Paused-manual and paused-scheduler are independent. Both must be cleared for jobs to start again.


State transitions

Resume
┌──────────────────────────────┐
│ ▼
Paused ◄─── Pause ─────── Running ──── Drain ───► Draining
│ ▲ │ │
│ Restart │ └─── Shutdown ──► Shutdown
│ ┌──────────┐ │
└─────►│ Restart │────────┘
└──────────┘
(brief pause,
cancel in-flight,
then resume)

Pause

  • Sets manual_paused = true.
  • The claim loop polls every 2 seconds and blocks while paused.
  • Active jobs continue until they finish naturally.
  • Does not affect draining state.

Resume

  • Clears manual_paused.
  • Does not clear scheduler_paused (scheduler manages its own flag).
  • The claim loop immediately resumes on the next iteration.
  • Does not cancel the drain if draining.

Drain

  • Sets draining = true without setting paused.
  • No new jobs are claimed.
  • Active jobs run to completion.
  • When in_flight_jobs reaches zero: drain completes, draining is cleared, engine transitions to Paused (manual).

Restart

  1. Pause (set manual_paused = true).
  2. Cancel all in-flight jobs (Encoding, Remuxing, Analyzing, Resuming) via FFmpeg kill signal.
  3. Clear draining flag.
  4. Clear idle_notified flag.
  5. Resume (clear manual_paused).

Cancelled in-flight jobs are marked failed with failure_summary = "cancelled". They are eligible for automatic retry per the retry backoff schedule.

Shutdown

Called when the process exits (SIGTERM / graceful shutdown):

  1. Cancel all active jobs via FFmpeg kill.
  2. Wait up to a short timeout for kills to complete.
  3. No retry is scheduled — the jobs return to queued on next startup.

Job states

Job stateMeaningTerminal?
queuedWaiting to be claimedNo
analyzingFFprobe running on the fileNo
encodingFFmpeg encoding in progressNo
remuxingFFmpeg stream-copy in progressNo
resumingJob being re-queued after retryNo
completedEncode finished successfullyYes
skippedPlanner decided not to transcodeYes
failedEncode or analysis failedYes (with retry)
cancelledCancelled by operatorYes (with retry)

Retry backoff

Failed and cancelled jobs are automatically retried. The engine checks elapsed time before claiming.

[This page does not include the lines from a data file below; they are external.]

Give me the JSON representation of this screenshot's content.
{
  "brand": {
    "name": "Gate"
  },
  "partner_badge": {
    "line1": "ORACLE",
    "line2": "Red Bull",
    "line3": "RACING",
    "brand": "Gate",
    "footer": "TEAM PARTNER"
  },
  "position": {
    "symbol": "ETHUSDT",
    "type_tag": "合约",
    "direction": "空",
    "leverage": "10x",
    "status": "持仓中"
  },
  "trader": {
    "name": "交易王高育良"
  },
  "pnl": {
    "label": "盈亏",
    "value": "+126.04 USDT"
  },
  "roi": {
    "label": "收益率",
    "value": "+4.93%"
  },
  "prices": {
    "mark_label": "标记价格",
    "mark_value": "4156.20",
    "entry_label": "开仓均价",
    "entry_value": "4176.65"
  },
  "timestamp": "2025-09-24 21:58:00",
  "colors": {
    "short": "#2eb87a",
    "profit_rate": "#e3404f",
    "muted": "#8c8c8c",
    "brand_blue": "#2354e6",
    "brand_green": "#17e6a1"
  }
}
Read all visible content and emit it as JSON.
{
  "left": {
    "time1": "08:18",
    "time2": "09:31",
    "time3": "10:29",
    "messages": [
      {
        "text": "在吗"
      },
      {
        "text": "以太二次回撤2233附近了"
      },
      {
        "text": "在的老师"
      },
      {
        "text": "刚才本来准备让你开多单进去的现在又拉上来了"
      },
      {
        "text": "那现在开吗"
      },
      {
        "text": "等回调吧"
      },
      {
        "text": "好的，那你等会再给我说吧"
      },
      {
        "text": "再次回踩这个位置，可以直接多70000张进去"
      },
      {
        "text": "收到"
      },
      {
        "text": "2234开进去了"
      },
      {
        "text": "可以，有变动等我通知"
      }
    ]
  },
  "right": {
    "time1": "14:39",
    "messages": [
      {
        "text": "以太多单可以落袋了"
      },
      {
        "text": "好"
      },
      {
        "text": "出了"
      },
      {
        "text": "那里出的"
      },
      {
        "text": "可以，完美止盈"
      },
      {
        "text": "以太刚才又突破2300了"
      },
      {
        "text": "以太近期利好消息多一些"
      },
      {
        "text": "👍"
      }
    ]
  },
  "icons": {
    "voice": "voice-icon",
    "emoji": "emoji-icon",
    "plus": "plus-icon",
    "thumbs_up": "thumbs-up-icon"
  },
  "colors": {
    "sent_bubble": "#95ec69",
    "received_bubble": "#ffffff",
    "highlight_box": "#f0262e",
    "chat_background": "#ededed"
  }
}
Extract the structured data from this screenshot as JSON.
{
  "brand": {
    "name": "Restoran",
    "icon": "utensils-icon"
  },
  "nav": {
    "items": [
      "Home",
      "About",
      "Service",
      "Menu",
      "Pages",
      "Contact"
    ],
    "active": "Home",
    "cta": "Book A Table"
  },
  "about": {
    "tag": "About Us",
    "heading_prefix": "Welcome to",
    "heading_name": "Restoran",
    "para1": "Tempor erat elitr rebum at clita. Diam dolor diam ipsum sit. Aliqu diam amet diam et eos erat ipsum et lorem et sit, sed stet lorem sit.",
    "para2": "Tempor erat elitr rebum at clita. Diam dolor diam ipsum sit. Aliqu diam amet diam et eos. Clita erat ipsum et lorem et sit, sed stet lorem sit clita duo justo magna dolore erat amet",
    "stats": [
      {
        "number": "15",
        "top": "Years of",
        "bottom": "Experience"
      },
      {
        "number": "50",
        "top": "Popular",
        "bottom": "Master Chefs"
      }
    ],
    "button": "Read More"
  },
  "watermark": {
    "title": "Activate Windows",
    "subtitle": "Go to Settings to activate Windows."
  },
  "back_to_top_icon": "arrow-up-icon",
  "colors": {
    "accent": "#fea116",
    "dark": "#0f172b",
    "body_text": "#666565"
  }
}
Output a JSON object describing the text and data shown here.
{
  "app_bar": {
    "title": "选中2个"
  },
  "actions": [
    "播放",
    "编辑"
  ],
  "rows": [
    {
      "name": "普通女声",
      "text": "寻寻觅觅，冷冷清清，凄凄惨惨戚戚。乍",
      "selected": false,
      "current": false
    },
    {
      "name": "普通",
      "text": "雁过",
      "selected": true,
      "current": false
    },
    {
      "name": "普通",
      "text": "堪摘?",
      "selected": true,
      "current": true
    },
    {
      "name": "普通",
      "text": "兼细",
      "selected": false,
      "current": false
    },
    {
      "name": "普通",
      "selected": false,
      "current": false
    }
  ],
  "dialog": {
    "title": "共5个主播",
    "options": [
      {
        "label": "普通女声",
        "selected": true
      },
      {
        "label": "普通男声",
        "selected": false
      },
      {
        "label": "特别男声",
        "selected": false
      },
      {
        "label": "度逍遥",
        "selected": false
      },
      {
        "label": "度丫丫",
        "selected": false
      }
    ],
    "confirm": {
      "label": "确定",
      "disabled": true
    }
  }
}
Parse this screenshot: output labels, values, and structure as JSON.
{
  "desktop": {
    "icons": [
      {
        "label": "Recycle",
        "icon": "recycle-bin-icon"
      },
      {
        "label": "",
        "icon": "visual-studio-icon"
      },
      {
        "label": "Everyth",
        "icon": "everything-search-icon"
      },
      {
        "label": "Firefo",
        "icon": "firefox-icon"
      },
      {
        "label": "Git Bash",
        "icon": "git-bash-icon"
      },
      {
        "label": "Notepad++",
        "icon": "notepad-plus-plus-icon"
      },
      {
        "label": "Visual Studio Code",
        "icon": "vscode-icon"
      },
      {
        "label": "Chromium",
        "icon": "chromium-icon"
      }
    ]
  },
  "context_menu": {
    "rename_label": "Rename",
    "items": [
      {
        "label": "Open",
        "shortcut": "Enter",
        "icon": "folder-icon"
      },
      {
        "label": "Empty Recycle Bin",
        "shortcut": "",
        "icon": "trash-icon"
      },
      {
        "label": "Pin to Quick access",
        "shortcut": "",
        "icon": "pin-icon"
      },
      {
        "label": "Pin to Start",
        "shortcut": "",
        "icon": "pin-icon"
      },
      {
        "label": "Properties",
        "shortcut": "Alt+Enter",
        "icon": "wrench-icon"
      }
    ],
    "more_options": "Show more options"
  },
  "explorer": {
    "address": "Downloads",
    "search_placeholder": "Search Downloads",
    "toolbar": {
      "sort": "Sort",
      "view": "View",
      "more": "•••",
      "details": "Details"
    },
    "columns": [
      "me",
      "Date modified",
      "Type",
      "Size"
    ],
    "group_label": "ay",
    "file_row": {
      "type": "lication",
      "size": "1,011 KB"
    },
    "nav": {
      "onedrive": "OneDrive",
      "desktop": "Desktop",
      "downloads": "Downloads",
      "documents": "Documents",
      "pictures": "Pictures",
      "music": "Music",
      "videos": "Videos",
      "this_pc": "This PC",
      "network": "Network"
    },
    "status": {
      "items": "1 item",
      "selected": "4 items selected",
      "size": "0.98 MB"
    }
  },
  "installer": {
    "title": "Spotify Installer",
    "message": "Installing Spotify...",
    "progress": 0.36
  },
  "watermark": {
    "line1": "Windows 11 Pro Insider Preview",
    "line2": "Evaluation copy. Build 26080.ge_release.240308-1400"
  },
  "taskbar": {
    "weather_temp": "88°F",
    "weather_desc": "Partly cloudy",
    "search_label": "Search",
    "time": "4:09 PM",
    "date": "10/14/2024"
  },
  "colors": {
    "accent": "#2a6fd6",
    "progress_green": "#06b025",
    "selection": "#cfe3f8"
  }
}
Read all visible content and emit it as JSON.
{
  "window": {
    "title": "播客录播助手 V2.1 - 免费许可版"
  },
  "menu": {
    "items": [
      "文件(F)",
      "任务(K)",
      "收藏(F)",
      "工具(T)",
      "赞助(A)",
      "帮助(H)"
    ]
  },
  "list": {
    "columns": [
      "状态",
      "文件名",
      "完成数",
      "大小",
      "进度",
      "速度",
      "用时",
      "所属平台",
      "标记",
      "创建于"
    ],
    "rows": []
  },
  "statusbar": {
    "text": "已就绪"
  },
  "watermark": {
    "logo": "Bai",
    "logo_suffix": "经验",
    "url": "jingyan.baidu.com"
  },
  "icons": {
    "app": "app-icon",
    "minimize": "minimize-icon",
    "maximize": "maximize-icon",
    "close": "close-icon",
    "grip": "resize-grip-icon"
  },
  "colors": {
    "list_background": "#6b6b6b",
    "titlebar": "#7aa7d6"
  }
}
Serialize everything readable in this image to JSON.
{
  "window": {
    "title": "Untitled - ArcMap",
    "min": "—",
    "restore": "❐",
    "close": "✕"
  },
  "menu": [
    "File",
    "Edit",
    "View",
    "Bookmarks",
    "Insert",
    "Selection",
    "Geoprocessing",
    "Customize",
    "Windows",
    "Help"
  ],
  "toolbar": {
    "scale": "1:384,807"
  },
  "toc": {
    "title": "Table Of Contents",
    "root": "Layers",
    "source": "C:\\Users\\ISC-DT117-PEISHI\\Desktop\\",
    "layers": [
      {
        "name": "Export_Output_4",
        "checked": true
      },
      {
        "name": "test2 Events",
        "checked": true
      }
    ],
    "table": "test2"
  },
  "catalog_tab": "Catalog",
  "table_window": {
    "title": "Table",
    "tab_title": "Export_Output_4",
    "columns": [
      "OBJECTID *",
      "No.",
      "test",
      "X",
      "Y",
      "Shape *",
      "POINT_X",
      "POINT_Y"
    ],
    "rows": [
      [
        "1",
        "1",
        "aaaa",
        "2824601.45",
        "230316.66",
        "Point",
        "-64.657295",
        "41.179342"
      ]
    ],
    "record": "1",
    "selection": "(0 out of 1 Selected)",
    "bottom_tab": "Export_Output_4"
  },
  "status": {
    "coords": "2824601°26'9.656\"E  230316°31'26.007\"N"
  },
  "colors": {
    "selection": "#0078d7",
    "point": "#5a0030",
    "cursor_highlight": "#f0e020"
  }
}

Attempt #Backoff before retry
15 minutes
215 minutes
360 minutes
4+6 hours

After 3 consecutive failures with no success, the job still retries on the 6-hour schedule. There is no permanent failure state from retries alone — operator must manually delete or cancel the job to stop retries.


Cancel semantics

Cancel mid-analysis

FFprobe process is not currently cancellable via signal. The cancel flag is checked before FFprobe starts. If analysis is in progress when cancel arrives, the job will be cancelled after analysis completes (before encoding starts).

Cancel mid-encode

The FFmpeg process receives a kill signal immediately. The partial output file is cleaned up. The job is marked failed with failure_summary = "cancelled".

Cancel while queued

The job status is set to cancelled directly without any process kill.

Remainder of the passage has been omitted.